なすすべなく偽ガイバーに切り裂かれそうになるガイバーTの姿に
「いかん」とダイムの枝を撃ち抜き、ガイバーTの片腕を自由にしてくれます、
そのおかげでアプトムの攻撃に反撃出来ました。

が、ガイバーTは今度はソムルムの生体融縛粘体で両腕を封じられ、村上さんも怒ったダイムに捕らわれます。
村上さんを殺すと脅されてあせるガイバーTですが、逆に村上さんに諭され、
アプトムガイバーが偽者と気づき、だから奴らは武器と足を狙ってきたのかと悟ります。
二人共に動きを封じられ、このままではマズイと判断した村上さんが、思念波でダイムに「二人を放せ」と命令、
村上さんの思念波に騙されたダイムは、ガイバーTと村上さんを解放してしまいます。
自由になったガイバーTは、自分が倒れたら、誰が父さんを助け出す、誰が哲郎さんと瑞紀を護る、
自分は負けるわけには行かないと叫んで気合いとともに融縛粘体を引きちぎり、メガスマッシャーを撃ちました。
(せっかくの名シーンなのに、原作のように血しぶきが上がらないのでいまひとつ迫力不足でした)

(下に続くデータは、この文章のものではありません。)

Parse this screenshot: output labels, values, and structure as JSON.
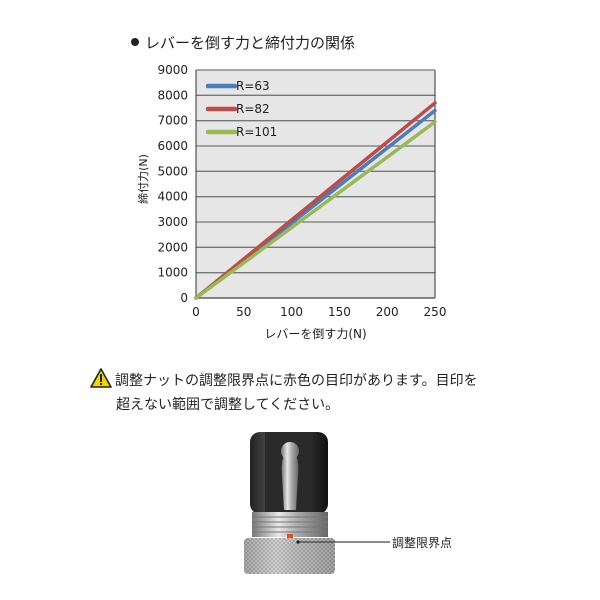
{
  "chart_data": {
    "type": "line",
    "title": "レバーを倒す力と締付力の関係",
    "xlabel": "レバーを倒す力(N)",
    "ylabel": "締付力(N)",
    "xlim": [
      0,
      250
    ],
    "ylim": [
      0,
      9000
    ],
    "xticks": [
      0,
      50,
      100,
      150,
      200,
      250
    ],
    "yticks": [
      0,
      1000,
      2000,
      3000,
      4000,
      5000,
      6000,
      7000,
      8000,
      9000
    ],
    "grid": true,
    "legend": "top-left",
    "background": "#e6e6e6",
    "series": [
      {
        "name": "R=63",
        "color": "#4a7ebb",
        "x": [
          0,
          250
        ],
        "y": [
          0,
          7400
        ]
      },
      {
        "name": "R=82",
        "color": "#be4b48",
        "x": [
          0,
          250
        ],
        "y": [
          0,
          7700
        ]
      },
      {
        "name": "R=101",
        "color": "#98b954",
        "x": [
          0,
          250
        ],
        "y": [
          0,
          6950
        ]
      }
    ]
  },
  "warning": {
    "icon": "warning-triangle-icon",
    "line1": "調整ナットの調整限界点に赤色の目印があります。目印を",
    "line2": "超えない範囲で調整してください。"
  },
  "photo": {
    "callout_label": "調整限界点"
  }
}
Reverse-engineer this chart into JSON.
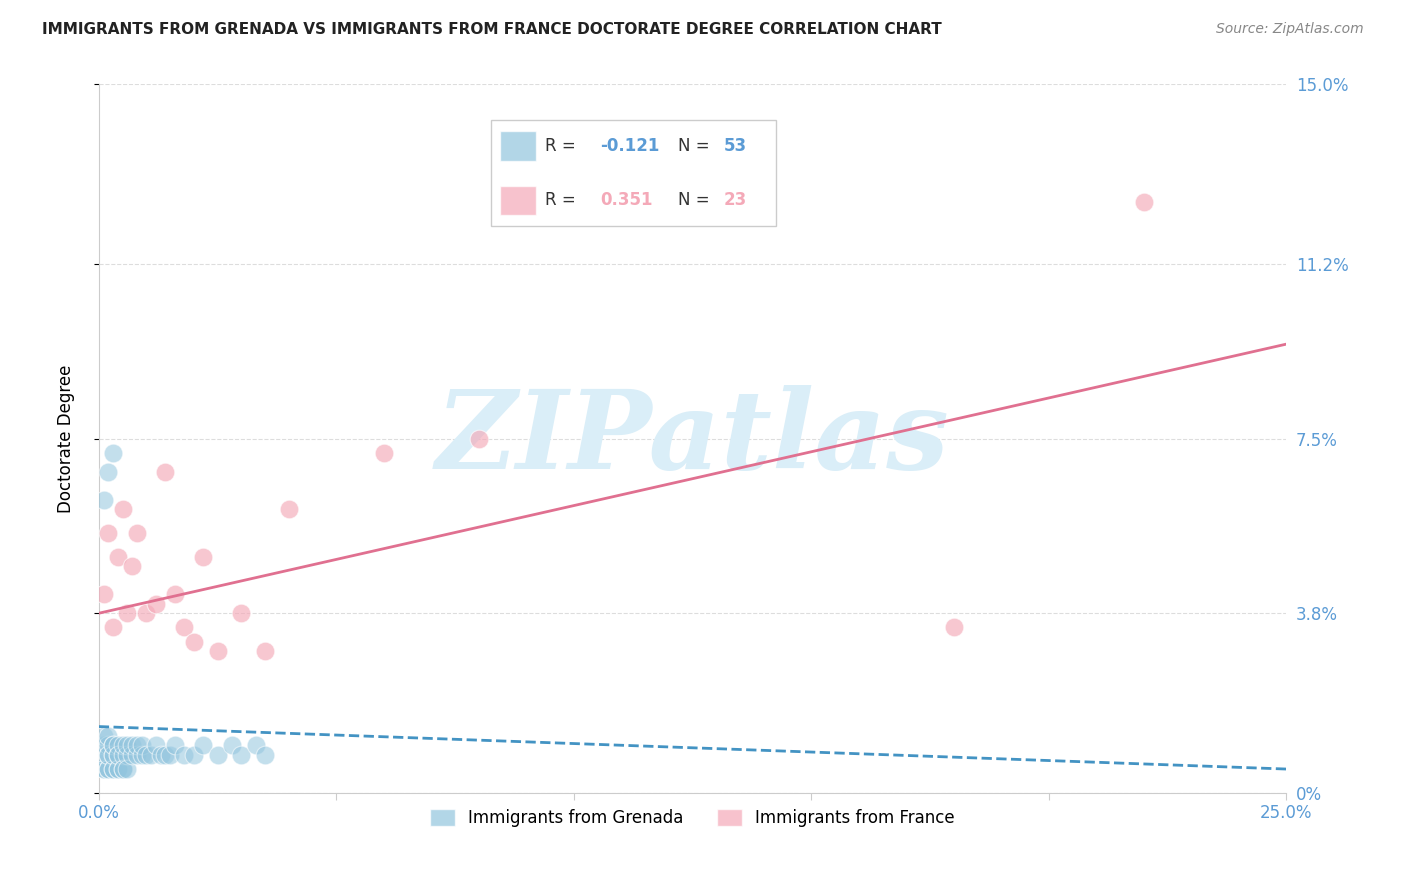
{
  "title": "IMMIGRANTS FROM GRENADA VS IMMIGRANTS FROM FRANCE DOCTORATE DEGREE CORRELATION CHART",
  "source": "Source: ZipAtlas.com",
  "ylabel": "Doctorate Degree",
  "xlim": [
    0.0,
    0.25
  ],
  "ylim": [
    0.0,
    0.15
  ],
  "xticks": [
    0.0,
    0.05,
    0.1,
    0.15,
    0.2,
    0.25
  ],
  "yticks": [
    0.0,
    0.038,
    0.075,
    0.112,
    0.15
  ],
  "ytick_labels_right": [
    "0%",
    "3.8%",
    "7.5%",
    "11.2%",
    "15.0%"
  ],
  "grenada_color": "#92c5de",
  "france_color": "#f4a9b8",
  "grenada_line_color": "#4393c3",
  "france_line_color": "#e07090",
  "axis_label_color": "#5b9bd5",
  "watermark": "ZIPatlas",
  "watermark_color": "#daeef8",
  "background_color": "#ffffff",
  "grenada_x": [
    0.001,
    0.001,
    0.001,
    0.001,
    0.001,
    0.002,
    0.002,
    0.002,
    0.002,
    0.002,
    0.002,
    0.003,
    0.003,
    0.003,
    0.003,
    0.003,
    0.003,
    0.004,
    0.004,
    0.004,
    0.004,
    0.004,
    0.005,
    0.005,
    0.005,
    0.005,
    0.006,
    0.006,
    0.006,
    0.007,
    0.007,
    0.008,
    0.008,
    0.009,
    0.009,
    0.01,
    0.011,
    0.012,
    0.013,
    0.014,
    0.015,
    0.016,
    0.018,
    0.02,
    0.022,
    0.025,
    0.028,
    0.03,
    0.033,
    0.035,
    0.001,
    0.002,
    0.003
  ],
  "grenada_y": [
    0.005,
    0.008,
    0.01,
    0.012,
    0.005,
    0.005,
    0.008,
    0.01,
    0.012,
    0.005,
    0.008,
    0.005,
    0.008,
    0.01,
    0.005,
    0.008,
    0.01,
    0.005,
    0.008,
    0.01,
    0.005,
    0.008,
    0.005,
    0.008,
    0.01,
    0.005,
    0.008,
    0.01,
    0.005,
    0.008,
    0.01,
    0.008,
    0.01,
    0.008,
    0.01,
    0.008,
    0.008,
    0.01,
    0.008,
    0.008,
    0.008,
    0.01,
    0.008,
    0.008,
    0.01,
    0.008,
    0.01,
    0.008,
    0.01,
    0.008,
    0.062,
    0.068,
    0.072
  ],
  "france_x": [
    0.001,
    0.002,
    0.003,
    0.004,
    0.005,
    0.006,
    0.007,
    0.008,
    0.01,
    0.012,
    0.014,
    0.016,
    0.018,
    0.02,
    0.022,
    0.025,
    0.03,
    0.035,
    0.04,
    0.06,
    0.08,
    0.18,
    0.22
  ],
  "france_y": [
    0.042,
    0.055,
    0.035,
    0.05,
    0.06,
    0.038,
    0.048,
    0.055,
    0.038,
    0.04,
    0.068,
    0.042,
    0.035,
    0.032,
    0.05,
    0.03,
    0.038,
    0.03,
    0.06,
    0.072,
    0.075,
    0.035,
    0.125
  ],
  "grenada_trend_x": [
    0.0,
    0.25
  ],
  "grenada_trend_y": [
    0.014,
    0.005
  ],
  "france_trend_x": [
    0.0,
    0.25
  ],
  "france_trend_y": [
    0.038,
    0.095
  ]
}
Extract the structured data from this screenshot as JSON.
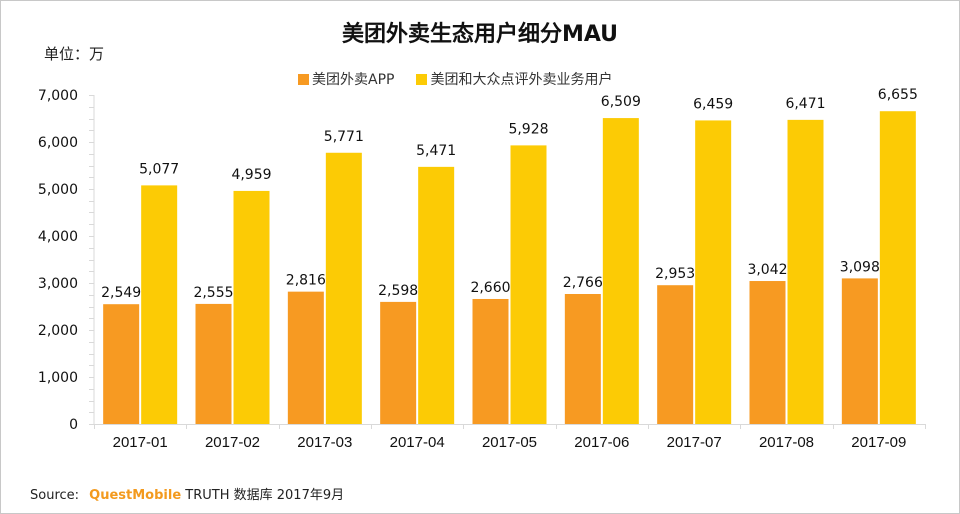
{
  "chart_data": {
    "type": "bar",
    "title": "美团外卖生态用户细分MAU",
    "unit_label": "单位：万",
    "xlabel": "",
    "ylabel": "",
    "ylim": [
      0,
      7000
    ],
    "yticks": [
      0,
      1000,
      2000,
      3000,
      4000,
      5000,
      6000,
      7000
    ],
    "ytick_labels": [
      "0",
      "1,000",
      "2,000",
      "3,000",
      "4,000",
      "5,000",
      "6,000",
      "7,000"
    ],
    "grid": false,
    "legend_position": "top-center",
    "categories": [
      "2017-01",
      "2017-02",
      "2017-03",
      "2017-04",
      "2017-05",
      "2017-06",
      "2017-07",
      "2017-08",
      "2017-09"
    ],
    "series": [
      {
        "name": "美团外卖APP",
        "color": "#f79a22",
        "values": [
          2549,
          2555,
          2816,
          2598,
          2660,
          2766,
          2953,
          3042,
          3098
        ],
        "labels": [
          "2,549",
          "2,555",
          "2,816",
          "2,598",
          "2,660",
          "2,766",
          "2,953",
          "3,042",
          "3,098"
        ]
      },
      {
        "name": "美团和大众点评外卖业务用户",
        "color": "#fccb05",
        "values": [
          5077,
          4959,
          5771,
          5471,
          5928,
          6509,
          6459,
          6471,
          6655
        ],
        "labels": [
          "5,077",
          "4,959",
          "5,771",
          "5,471",
          "5,928",
          "6,509",
          "6,459",
          "6,471",
          "6,655"
        ]
      }
    ]
  },
  "source": {
    "prefix": "Source:",
    "brand": "QuestMobile",
    "suffix": "TRUTH 数据库 2017年9月"
  }
}
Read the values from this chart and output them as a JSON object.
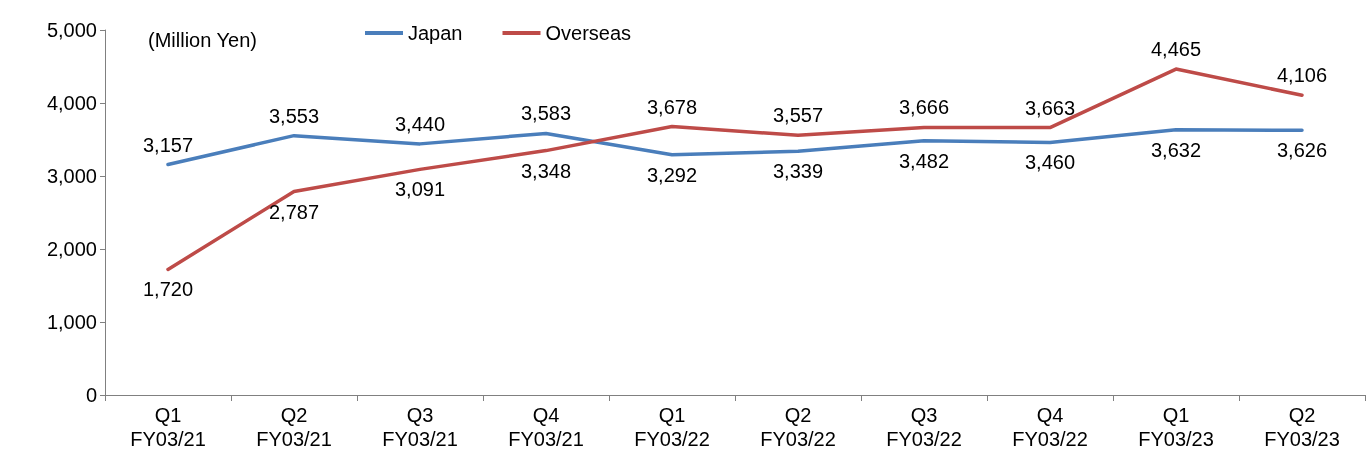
{
  "chart_data": {
    "type": "line",
    "categories": [
      "Q1\nFY03/21",
      "Q2\nFY03/21",
      "Q3\nFY03/21",
      "Q4\nFY03/21",
      "Q1\nFY03/22",
      "Q2\nFY03/22",
      "Q3\nFY03/22",
      "Q4\nFY03/22",
      "Q1\nFY03/23",
      "Q2\nFY03/23"
    ],
    "series": [
      {
        "name": "Japan",
        "color": "#4a7ebb",
        "values": [
          3157,
          3553,
          3440,
          3583,
          3292,
          3339,
          3482,
          3460,
          3632,
          3626
        ],
        "value_labels": [
          "3,157",
          "3,553",
          "3,440",
          "3,583",
          "3,292",
          "3,339",
          "3,482",
          "3,460",
          "3,632",
          "3,626"
        ]
      },
      {
        "name": "Overseas",
        "color": "#be4b48",
        "values": [
          1720,
          2787,
          3091,
          3348,
          3678,
          3557,
          3666,
          3663,
          4465,
          4106
        ],
        "value_labels": [
          "1,720",
          "2,787",
          "3,091",
          "3,348",
          "3,678",
          "3,557",
          "3,666",
          "3,663",
          "4,465",
          "4,106"
        ]
      }
    ],
    "ylim": [
      0,
      5000
    ],
    "yticks": [
      0,
      {
        "value": 1000,
        "label": "1,000"
      },
      {
        "value": 2000,
        "label": "2,000"
      },
      {
        "value": 3000,
        "label": "3,000"
      },
      {
        "value": 4000,
        "label": "4,000"
      },
      {
        "value": 5000,
        "label": "5,000"
      }
    ],
    "grid": false,
    "legend": "top",
    "marker": "none",
    "line_style": "solid",
    "annotations": [
      "(Million Yen)"
    ]
  }
}
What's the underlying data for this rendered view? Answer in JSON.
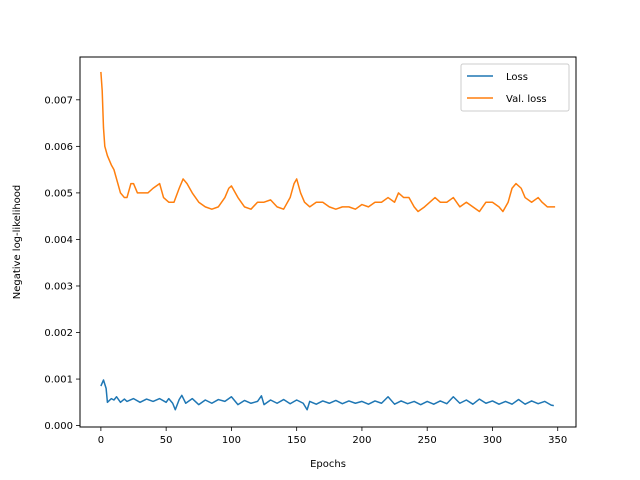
{
  "chart_data": {
    "type": "line",
    "title": "",
    "xlabel": "Epochs",
    "ylabel": "Negative log-likelihood",
    "xlim": [
      -16,
      364
    ],
    "ylim": [
      -3e-05,
      0.00792
    ],
    "xticks": [
      0,
      50,
      100,
      150,
      200,
      250,
      300,
      350
    ],
    "xtick_labels": [
      "0",
      "50",
      "100",
      "150",
      "200",
      "250",
      "300",
      "350"
    ],
    "yticks": [
      0.0,
      0.001,
      0.002,
      0.003,
      0.004,
      0.005,
      0.006,
      0.007
    ],
    "ytick_labels": [
      "0.000",
      "0.001",
      "0.002",
      "0.003",
      "0.004",
      "0.005",
      "0.006",
      "0.007"
    ],
    "grid": false,
    "legend_position": "top-right",
    "series": [
      {
        "name": "Loss",
        "color": "#1f77b4",
        "points": [
          [
            0,
            0.00085
          ],
          [
            2,
            0.00098
          ],
          [
            4,
            0.0008
          ],
          [
            5,
            0.0005
          ],
          [
            8,
            0.00058
          ],
          [
            10,
            0.00055
          ],
          [
            12,
            0.00062
          ],
          [
            15,
            0.0005
          ],
          [
            18,
            0.00057
          ],
          [
            20,
            0.00052
          ],
          [
            25,
            0.00058
          ],
          [
            30,
            0.0005
          ],
          [
            35,
            0.00057
          ],
          [
            40,
            0.00052
          ],
          [
            45,
            0.00058
          ],
          [
            50,
            0.0005
          ],
          [
            52,
            0.00058
          ],
          [
            55,
            0.00048
          ],
          [
            57,
            0.00034
          ],
          [
            60,
            0.00056
          ],
          [
            62,
            0.00065
          ],
          [
            65,
            0.00048
          ],
          [
            70,
            0.00058
          ],
          [
            75,
            0.00045
          ],
          [
            80,
            0.00055
          ],
          [
            85,
            0.00048
          ],
          [
            90,
            0.00056
          ],
          [
            95,
            0.00052
          ],
          [
            100,
            0.00062
          ],
          [
            105,
            0.00045
          ],
          [
            110,
            0.00054
          ],
          [
            115,
            0.00048
          ],
          [
            120,
            0.00052
          ],
          [
            123,
            0.00064
          ],
          [
            125,
            0.00045
          ],
          [
            130,
            0.00055
          ],
          [
            135,
            0.00048
          ],
          [
            140,
            0.00056
          ],
          [
            145,
            0.00047
          ],
          [
            150,
            0.00055
          ],
          [
            155,
            0.00048
          ],
          [
            158,
            0.00034
          ],
          [
            160,
            0.00052
          ],
          [
            165,
            0.00046
          ],
          [
            170,
            0.00053
          ],
          [
            175,
            0.00048
          ],
          [
            180,
            0.00054
          ],
          [
            185,
            0.00047
          ],
          [
            190,
            0.00053
          ],
          [
            195,
            0.00048
          ],
          [
            200,
            0.00052
          ],
          [
            205,
            0.00046
          ],
          [
            210,
            0.00053
          ],
          [
            215,
            0.00048
          ],
          [
            220,
            0.00062
          ],
          [
            225,
            0.00046
          ],
          [
            230,
            0.00053
          ],
          [
            235,
            0.00047
          ],
          [
            240,
            0.00052
          ],
          [
            245,
            0.00045
          ],
          [
            250,
            0.00052
          ],
          [
            255,
            0.00046
          ],
          [
            260,
            0.00053
          ],
          [
            265,
            0.00047
          ],
          [
            270,
            0.00062
          ],
          [
            275,
            0.00048
          ],
          [
            280,
            0.00055
          ],
          [
            285,
            0.00046
          ],
          [
            290,
            0.00057
          ],
          [
            295,
            0.00048
          ],
          [
            300,
            0.00053
          ],
          [
            305,
            0.00046
          ],
          [
            310,
            0.00052
          ],
          [
            315,
            0.00046
          ],
          [
            320,
            0.00056
          ],
          [
            325,
            0.00046
          ],
          [
            330,
            0.00053
          ],
          [
            335,
            0.00047
          ],
          [
            340,
            0.00052
          ],
          [
            345,
            0.00044
          ],
          [
            347,
            0.00043
          ]
        ]
      },
      {
        "name": "Val. loss",
        "color": "#ff7f0e",
        "points": [
          [
            0,
            0.0076
          ],
          [
            1,
            0.0072
          ],
          [
            2,
            0.0064
          ],
          [
            3,
            0.006
          ],
          [
            5,
            0.0058
          ],
          [
            8,
            0.0056
          ],
          [
            10,
            0.0055
          ],
          [
            13,
            0.0052
          ],
          [
            15,
            0.005
          ],
          [
            18,
            0.0049
          ],
          [
            20,
            0.0049
          ],
          [
            23,
            0.0052
          ],
          [
            25,
            0.0052
          ],
          [
            28,
            0.005
          ],
          [
            32,
            0.005
          ],
          [
            36,
            0.005
          ],
          [
            40,
            0.0051
          ],
          [
            45,
            0.0052
          ],
          [
            48,
            0.0049
          ],
          [
            52,
            0.0048
          ],
          [
            56,
            0.0048
          ],
          [
            60,
            0.0051
          ],
          [
            63,
            0.0053
          ],
          [
            66,
            0.0052
          ],
          [
            70,
            0.005
          ],
          [
            75,
            0.0048
          ],
          [
            80,
            0.0047
          ],
          [
            85,
            0.00465
          ],
          [
            90,
            0.0047
          ],
          [
            95,
            0.0049
          ],
          [
            98,
            0.0051
          ],
          [
            100,
            0.00515
          ],
          [
            105,
            0.0049
          ],
          [
            110,
            0.0047
          ],
          [
            115,
            0.00465
          ],
          [
            120,
            0.0048
          ],
          [
            125,
            0.0048
          ],
          [
            130,
            0.00485
          ],
          [
            135,
            0.0047
          ],
          [
            140,
            0.00465
          ],
          [
            145,
            0.0049
          ],
          [
            148,
            0.0052
          ],
          [
            150,
            0.0053
          ],
          [
            153,
            0.005
          ],
          [
            156,
            0.0048
          ],
          [
            160,
            0.0047
          ],
          [
            165,
            0.0048
          ],
          [
            170,
            0.0048
          ],
          [
            175,
            0.0047
          ],
          [
            180,
            0.00465
          ],
          [
            185,
            0.0047
          ],
          [
            190,
            0.0047
          ],
          [
            195,
            0.00465
          ],
          [
            200,
            0.00475
          ],
          [
            205,
            0.0047
          ],
          [
            210,
            0.0048
          ],
          [
            215,
            0.0048
          ],
          [
            220,
            0.0049
          ],
          [
            225,
            0.0048
          ],
          [
            228,
            0.005
          ],
          [
            232,
            0.0049
          ],
          [
            236,
            0.0049
          ],
          [
            240,
            0.0047
          ],
          [
            243,
            0.0046
          ],
          [
            248,
            0.0047
          ],
          [
            252,
            0.0048
          ],
          [
            256,
            0.0049
          ],
          [
            260,
            0.0048
          ],
          [
            265,
            0.0048
          ],
          [
            270,
            0.0049
          ],
          [
            275,
            0.0047
          ],
          [
            280,
            0.0048
          ],
          [
            285,
            0.0047
          ],
          [
            290,
            0.0046
          ],
          [
            295,
            0.0048
          ],
          [
            300,
            0.0048
          ],
          [
            305,
            0.0047
          ],
          [
            308,
            0.0046
          ],
          [
            312,
            0.0048
          ],
          [
            315,
            0.0051
          ],
          [
            318,
            0.0052
          ],
          [
            322,
            0.0051
          ],
          [
            325,
            0.0049
          ],
          [
            330,
            0.0048
          ],
          [
            335,
            0.0049
          ],
          [
            338,
            0.0048
          ],
          [
            342,
            0.0047
          ],
          [
            345,
            0.0047
          ],
          [
            348,
            0.0047
          ]
        ]
      }
    ]
  }
}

損種実験体の三人と晶君、それぞれが背負っているモノの重さがぶつかり合いました。

メガスマッシャーからアプトムを庇ったソムルムは消滅、
アプトムは片腕を吹っ飛ばされてしまいます。
「何故二人を放した」と、アプトムに叱られるダイムですが、
ダイムは命令に従っただけなのにとオロオロしている内に、
高周波ソードの振動を叩き込まれて倒されてしまいました。
・・・いや、晶君が勝利するのは良いんですけど、
損種実験体三人の悲痛な願いを知るだけに、何か後味の悪い勝利でもあります。
でも晶君もまた倒れる訳にはいかない事情がありますからね。
アプトムは恨み骨髄ですが、作戦は成功、撤退しろとのギュオーの命令には逆らえず
「瀬川兄妹も深町パパもクロノスが捕らえた」と捨て台詞を残して撤退していきました。

哲郎さん瑞紀ちゃん、深町パパまでさらわれ、
こんな事になるのなら初めから奴らの言う事を聞いていれば良かったとヤケになる晶君に
「本気でそう思っているのか、深町晶君。」とストーカー村上さん(←だから違う)が声をかけます。